しかしこの減給処分、実際に適法に運用するには細かい条件がついてくる。もし読者諸氏のお勤めの会社や店で減給処分制度が存在する場合は、果たしてそれが適法かどうか、次の要件をよくよく確認いただければ幸いだ。
(1)就業規則に「懲戒処分として減給できる」旨が定められ、「どのような行為をした時に減給処分対象となるのか」についても規定され、従業員全員に周知されていること
減給処分は、戒告・譴責、出勤停止、降格などと並ぶ、「懲戒処分」の一種である。そしてこれらの懲戒処分を行うためには、就業規則に規定が明記されるとともに、減給の対象となる処分理由(無断欠勤を繰り返す、社内機密を漏えいする……など)も規定されていることが必要になる。それらが明示され、従業員に周知されて初めて、減給処分が可能になるのだ。
(2)減給額は、法律で定められた限度額の範囲内であること
減給処分は従業員の生活にも直接的な影響を及ぼすため、いくら就業規則で定めたからといって無制限に行うことはできない。その限度は、労働基準法で規定されている。
労働基準法第91条(制裁規定の制限)
就業規則で、労働者に対して減給の制裁を定める場合においては、その減給は、一回の額が平均賃金の一日分の半額を超え、総額が一賃金支払期における賃金の総額の十分の一を超えてはならない。
条文だけを見るとややこしいが、例えば日給1万円で月に20日間働く人の場合、1回の処分で減給できる金額の上限は日給の半額となる5000円までとなり、複数の違反を犯して何度か減給処分が下ったとしても、1カ月間で減給できる上限は月給の10分の1となる2万円まで、ということだ。この上限を超えた減給は違法ということになる。

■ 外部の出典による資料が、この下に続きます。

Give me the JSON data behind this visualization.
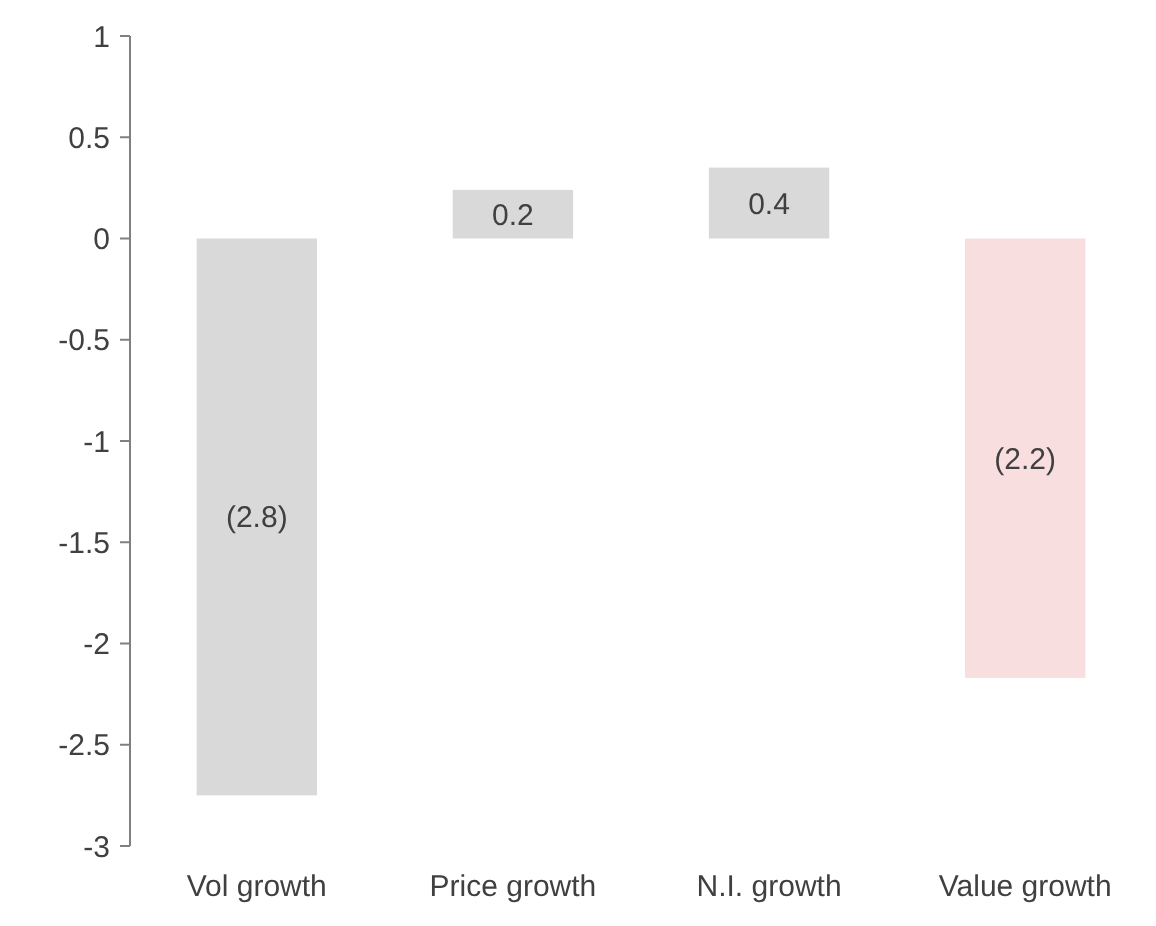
{
  "chart_data": {
    "type": "bar",
    "categories": [
      "Vol growth",
      "Price growth",
      "N.I. growth",
      "Value growth"
    ],
    "values": [
      -2.75,
      0.24,
      0.35,
      -2.17
    ],
    "colors": [
      "#d9d9d9",
      "#d9d9d9",
      "#d9d9d9",
      "#f8dede"
    ],
    "value_labels": [
      "(2.8)",
      "0.2",
      "0.4",
      "(2.2)"
    ],
    "ylim": [
      -3,
      1
    ],
    "yticks": [
      -3,
      -2.5,
      -2,
      -1.5,
      -1,
      -0.5,
      0,
      0.5,
      1
    ]
  }
}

(3) 懲戒対象となる行為と、減給額とのバランスがとれていること
前項において「減給は無制限に行うことはできない」と説明し、限度額も示したが、問題となる行為に対して、減給額が大きすぎる場合は、その処分は違法として無効になる可能性が高い。
例えば「部下に対するパワハラが発覚したことに対する処分として月給の10分の1を減給」であれば妥当だが、「遅刻1分あたり500円の減給」とか、「SNSで会社のグチを投稿したら1000円の減給」といった規定は、仮に労基法91条で定められた限度額の範囲内であったとしても、行為に対してあまりにも減給額が重すぎるため、社会通念上相当ではないとの判断で、違法となる可能性が高いだろう。
これらの要件を満たして、初めて減給処分制度は合法になる。お勤め先に怪しいところがある場合は、この機会によくよくご確認いただければ幸いだ。
【注】減給が違法にならないケースも存在する。遅刻や欠勤などで実際に働かない時間が発生した場合、その分の給料を支払わないことは違法ではない。これを「ノーワーク・ノーペイの原則」という。例えば、5分遅刻した分を給料から差し引かれる場合、東京都の最低賃金は10月1日より1113円となったので、1分あたり18.55円×5分で92.75円分はカットされても問題ないということだ。